Meeting 2030 targets hinges on power sector transition
To get climate action on track, emissions reductions will need to be drawn from all parts of the economy, all the way from cars on the road to buildings and homes. The Build Back Better Act includes multiple major policies to advance these efforts.
But for the race to 2030 targets, foremost among all the rest is achieving swift, deep reductions from the nation’s electric power sector. This is the foundation upon which so much else of our climate progress will be built, because the end goal for much of what runs on fossil fuels in our economy today is for it to run on electricity tomorrow—and that electricity must be clean.
We need policy interventions to support that.
Because while the nation’s power sector has been undergoing a significant transition away from heavily polluting coal, progress has been uneven and far too much of what has come online to fill the gaps has been still-polluting gas. The country is still hovering at 60 percent fossil fuels in its electricity mix, and coal generation is projected to increase, not decrease, this year.
To address this, policies can do two things: boost the good, and limit the bad.
We need both. We need both because while the former is vital to clean energy deployment, it studiously avoids antagonizing the fossil fuel-fired status quo, and history makes clear that fossil fuel interests will not voluntarily undertake this mission on their own.
This is the reason that the threat of the CEPP falling out of the Build Back Better Act is so significant. It’s not that there aren’t multiple additional policies that will help to spur clean electricity deployment in the bill—there are, and they are incredible, from updated and broadened tax incentives to support for transitioning fossil fuel assets—it’s that the CEPP includes targets, and the CEPP includes sticks.
Without the CEPP, renewables would still be cheap, but they might not be evenly—or sufficiently—deployed, and too many utilities are at risk of sticking too tightly to coal and gas.
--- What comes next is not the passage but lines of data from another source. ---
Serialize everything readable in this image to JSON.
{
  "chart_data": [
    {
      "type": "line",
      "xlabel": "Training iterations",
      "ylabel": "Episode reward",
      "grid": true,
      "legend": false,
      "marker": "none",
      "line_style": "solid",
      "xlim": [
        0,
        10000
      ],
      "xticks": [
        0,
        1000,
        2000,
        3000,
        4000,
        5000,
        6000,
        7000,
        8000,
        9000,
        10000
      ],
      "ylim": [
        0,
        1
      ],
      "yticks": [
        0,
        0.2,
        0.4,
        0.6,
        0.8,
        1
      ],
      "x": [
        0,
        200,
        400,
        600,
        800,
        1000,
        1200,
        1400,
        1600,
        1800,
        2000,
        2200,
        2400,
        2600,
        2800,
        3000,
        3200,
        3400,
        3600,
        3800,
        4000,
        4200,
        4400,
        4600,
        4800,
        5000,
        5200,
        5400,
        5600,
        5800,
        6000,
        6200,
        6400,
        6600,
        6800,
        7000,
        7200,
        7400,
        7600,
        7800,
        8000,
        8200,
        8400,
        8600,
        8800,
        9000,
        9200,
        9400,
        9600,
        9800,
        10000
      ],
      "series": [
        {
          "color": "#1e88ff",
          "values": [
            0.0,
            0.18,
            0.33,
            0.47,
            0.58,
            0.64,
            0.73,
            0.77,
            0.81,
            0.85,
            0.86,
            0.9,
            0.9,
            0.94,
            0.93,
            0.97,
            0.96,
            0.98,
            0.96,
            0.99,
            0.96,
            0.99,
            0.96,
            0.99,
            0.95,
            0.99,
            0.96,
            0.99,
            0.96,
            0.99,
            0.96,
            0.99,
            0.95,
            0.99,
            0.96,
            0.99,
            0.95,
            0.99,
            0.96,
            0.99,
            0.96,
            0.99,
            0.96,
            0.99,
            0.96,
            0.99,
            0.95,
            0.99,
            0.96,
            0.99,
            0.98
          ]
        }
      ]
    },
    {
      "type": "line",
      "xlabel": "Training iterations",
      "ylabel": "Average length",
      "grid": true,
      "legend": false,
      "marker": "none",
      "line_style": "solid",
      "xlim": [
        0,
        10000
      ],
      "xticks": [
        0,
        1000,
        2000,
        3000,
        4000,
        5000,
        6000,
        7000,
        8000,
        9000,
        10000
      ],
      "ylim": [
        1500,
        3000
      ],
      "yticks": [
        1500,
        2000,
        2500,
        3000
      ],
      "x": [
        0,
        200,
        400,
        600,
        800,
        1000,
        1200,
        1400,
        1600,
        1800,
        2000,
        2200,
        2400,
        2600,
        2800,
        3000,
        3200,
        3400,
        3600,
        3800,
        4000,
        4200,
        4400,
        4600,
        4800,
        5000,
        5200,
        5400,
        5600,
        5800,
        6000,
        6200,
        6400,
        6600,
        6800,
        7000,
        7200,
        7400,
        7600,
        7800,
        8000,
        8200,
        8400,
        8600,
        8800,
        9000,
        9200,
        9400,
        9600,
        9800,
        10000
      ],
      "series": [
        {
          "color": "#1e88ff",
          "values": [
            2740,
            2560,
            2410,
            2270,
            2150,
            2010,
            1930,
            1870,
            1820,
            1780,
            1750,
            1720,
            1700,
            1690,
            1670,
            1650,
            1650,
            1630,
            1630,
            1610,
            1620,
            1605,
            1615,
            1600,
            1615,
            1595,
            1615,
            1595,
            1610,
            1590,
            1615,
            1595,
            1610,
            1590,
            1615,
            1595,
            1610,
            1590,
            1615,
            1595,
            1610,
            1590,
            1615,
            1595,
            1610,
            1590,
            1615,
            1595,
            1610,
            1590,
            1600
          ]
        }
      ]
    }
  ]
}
And that could lead to a non-trivial erosion of the emissions reduction potential of the legislation, as estimated by multiple recent analyses.
So if the CEPP falls out, what comes next?
Within the Build Back Better Act, Congress can approximate the same power sector intent from other types of programs that similarly support both sides of this transition, i.e., toward renewables and away from polluting fossil fuels. It can also look elsewhere to achieve deeper cuts in other sectors.
But it would be a heavy lift. And all the more so if other major initiatives in the Build Back Better Act fall out, from critical environmental justice initiatives to the robust clean energy tax incentives to the methane fee, which the fossil fuel industry is doing everything in its power to unwind.
And otherwise? It’s on to other actors, and a heavier burden for each.
If not this, then what?
No matter what happens with the Build Back Better Act, to reach the 2030 climate targets set by President Biden, the country will need to bring every lever to bear, from states, localities, and businesses to the federal government, Congress and the administration both, and the country will need to look to every economic sector for gains, and the country will need to sustain these efforts throughout the years to come. Any less in one area means more required by the rest.
Recent modeling by Rhodium Group supports this finding, making clear that a forward path exists even if the CEPP falls out. But it would require even more progress by leading states, and rapid action by the Environmental Protection Agency and other federal agencies across multiple sectors, from standards limiting new, unmitigated gas-fired power plants to near-term coverage of refineries and other major emitters.
Much as fossil fuel interests might wish it, undermining one major tool for climate action doesn’t make the problem go away—it just forces taking other, often more difficult, ways.